Der Himmel ist orange gefärbt und lange dichte Wolken hängen am Himmel. In der Ferne schweben die Möwen um die Burg und Austernfischer schreien. Wir blicken aus dem Zelt in Richtung Sonne und werden von einem wunderschönen Sonnenaufgang geblendet. Michi zieht sich an und weckt Fridolin, unsere kleine Drohne. Fridolin hebt mit viel Vorfreude ab und fliegt einmal um die Burg herum. Dabei fängt er die ersten Sonnenstrahlen des Tages ein. Vor Kälte zitternd, aber glücklich, kommt Michi 20 min später, gegen 5:00 Uhr zurück ins Zelt. Nun ist Kyra dran. Nach einem schnellen Toilettengang werden ein paar Fotos geschossen. Dabei ziehen die Wolken zur Seite und die Sonne entfaltet ihre komplette Kraft. Es ist einfach fantastisch. Die Klippen, die Burg und unser kleines Zelt werden rot angeschienen. Jede Sekunde wechseln die Farbspiele und ein ganz neuer Blick ergibt sich. Wäre es nicht so früh und kalt, könnten wir Stunden zuschauen. Als auch Kyra zurück im Zelt ist, kuscheln wir uns nochmal in die Schlafsäcke ein und entscheiden noch etwas zu schlafen. Nach kurzer Zeit, hat uns der Schlaf auch schon tief in seinem Bann zurückgeholt.

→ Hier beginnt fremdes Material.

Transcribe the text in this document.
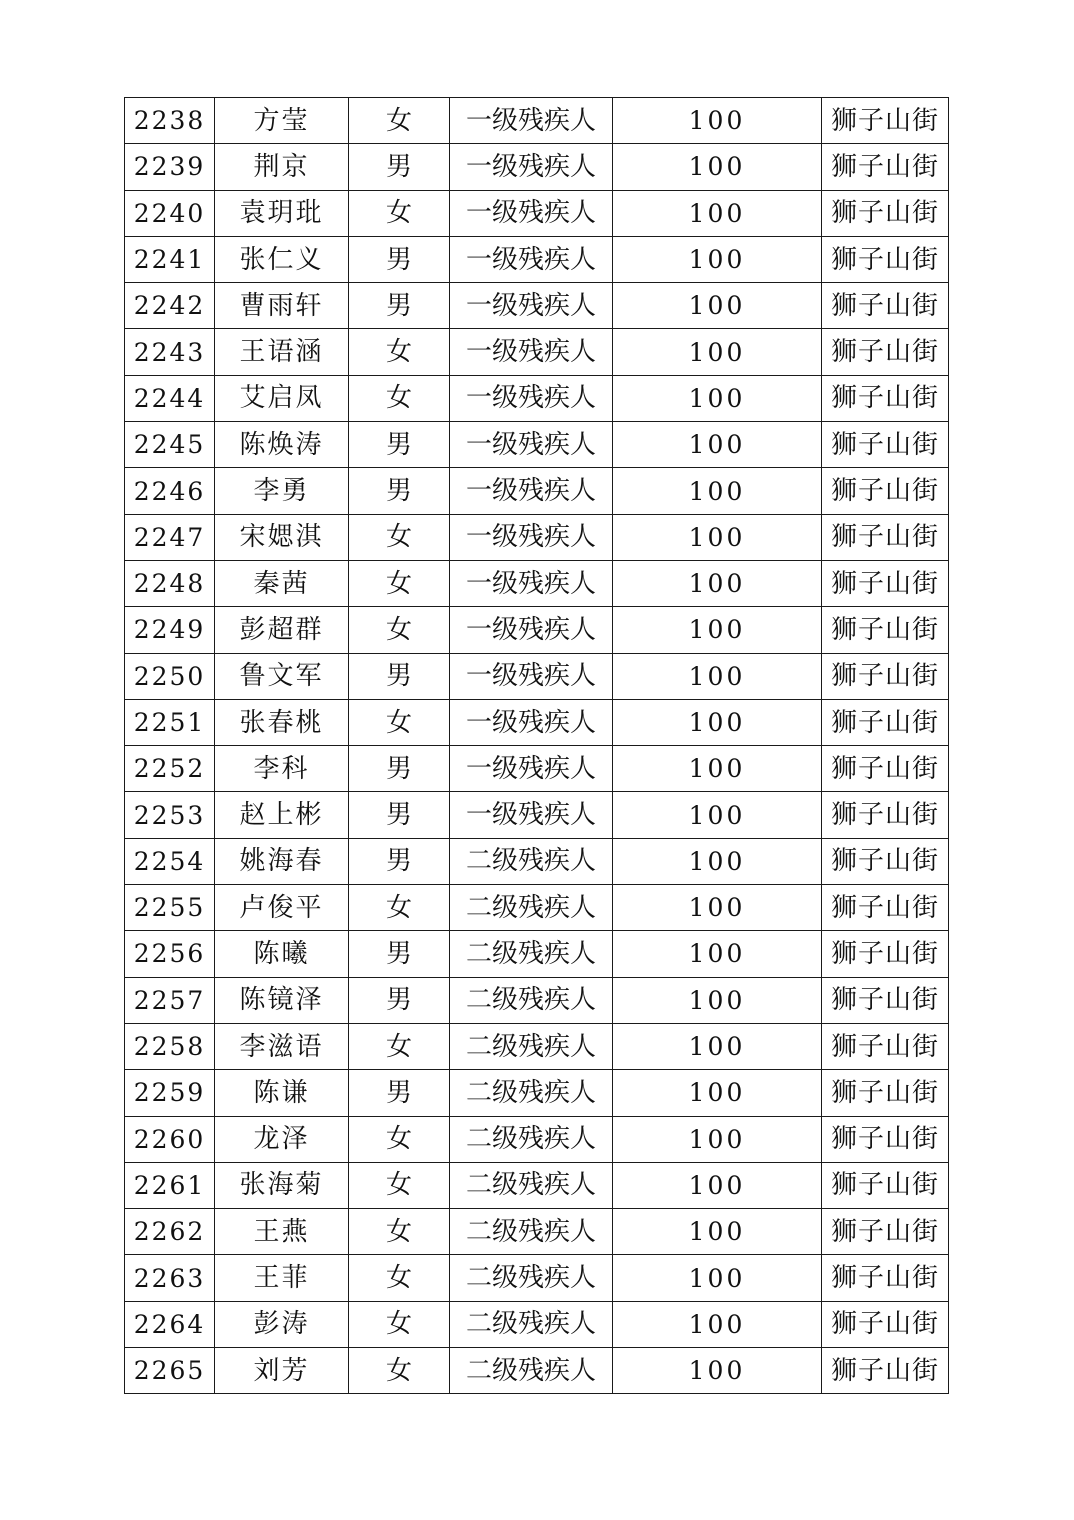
2238	方莹	女	一级残疾人	100	狮子山街
2239	荆京	男	一级残疾人	100	狮子山街
2240	袁玥玭	女	一级残疾人	100	狮子山街
2241	张仁义	男	一级残疾人	100	狮子山街
2242	曹雨轩	男	一级残疾人	100	狮子山街
2243	王语涵	女	一级残疾人	100	狮子山街
2244	艾启凤	女	一级残疾人	100	狮子山街
2245	陈焕涛	男	一级残疾人	100	狮子山街
2246	李勇	男	一级残疾人	100	狮子山街
2247	宋媤淇	女	一级残疾人	100	狮子山街
2248	秦茜	女	一级残疾人	100	狮子山街
2249	彭超群	女	一级残疾人	100	狮子山街
2250	鲁文军	男	一级残疾人	100	狮子山街
2251	张春桃	女	一级残疾人	100	狮子山街
2252	李科	男	一级残疾人	100	狮子山街
2253	赵上彬	男	一级残疾人	100	狮子山街
2254	姚海春	男	二级残疾人	100	狮子山街
2255	卢俊平	女	二级残疾人	100	狮子山街
2256	陈曦	男	二级残疾人	100	狮子山街
2257	陈镜泽	男	二级残疾人	100	狮子山街
2258	李滋语	女	二级残疾人	100	狮子山街
2259	陈谦	男	二级残疾人	100	狮子山街
2260	龙泽	女	二级残疾人	100	狮子山街
2261	张海菊	女	二级残疾人	100	狮子山街
2262	王燕	女	二级残疾人	100	狮子山街
2263	王菲	女	二级残疾人	100	狮子山街
2264	彭涛	女	二级残疾人	100	狮子山街
2265	刘芳	女	二级残疾人	100	狮子山街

Nur kurze Zeit später weckt ein lautes Summen Kyra. Eine andere Drohne fliegt knapp über unser Zelt hinweg. Da wir die Situation nicht ganz einordnen können, packen wir schnell alles ein und bauen ab. Obwohl es gerade erst kurz vor 7 Uhr ist, sind bereits einige Schotten unterwegs. Ein paar gehen mit einem Hund spazieren, andere lassen eine Drohne fliegen oder spazieren ganz für sich allein. Als wir fertig sind, entscheiden wir, noch mit dem fantastischen Blick auf die Burg zu frühstücken. Mit Pulli und Jacke eingekuschelt genießen wir einen heißen Kaffee sowie Müsli mit Joghurt. Gibt es einen besseren Ort zum Frühstücken und den Morgen zu genießen? In diesem Moment fühlen wir uns einfach nur gut. Wir lassen uns Zeit und telefonieren mit der Heimat. Als wir fertig sind, packen wir alles ein und plötzlich muss es ganz schnell gehen. Michi muss auf die Toilette. Dringend! Zum Glück wissen wir, dass am Eingang zum Wanderweg zur Burg ein kleiner Toilettencontainer steht. Wir beeilen uns und zum Glück hat dieser bereits vor 9:00 Uhr, entgegen der Schilder auf dem Container, geöffnet. Michi verschwindet und Kyra spült die Tassen vom Frühstück ab. Anschließend tauschen wir. Kyra geht auf die Toilette und Michi macht die Wäsche. Fließendes Wasser und Sonne müssen genutzt werden, aus diesem Grund putzen wir noch schnell die Zähne und waschen unsere Haare. Der nette Platzwächter bzw. Hausmeister am Eingang erklärt uns, dass auf der Toilette Trinkwasser ist und wir füllen noch die Flaschen auf, während zwei Reisebusse den Parkplatz erreichen. Die Menschen, die aus den Bussen aussteigen, sprechen deutsch und niederländisch. Alle gucken uns freundlich an, grüßen zum Teil und wandern zur Burg hinunter. Dass der Himmel so aufreißt, damit haben sowohl wir, als auch der Wetterbericht nicht gerechnet, denn eigentlich sollte der gesamte Tag komplett bewölkt werden. Wir schwingen uns mit Freude auf die Drahtesel und lassen uns zur nächsten Stadt den Hügel hinunterrollen.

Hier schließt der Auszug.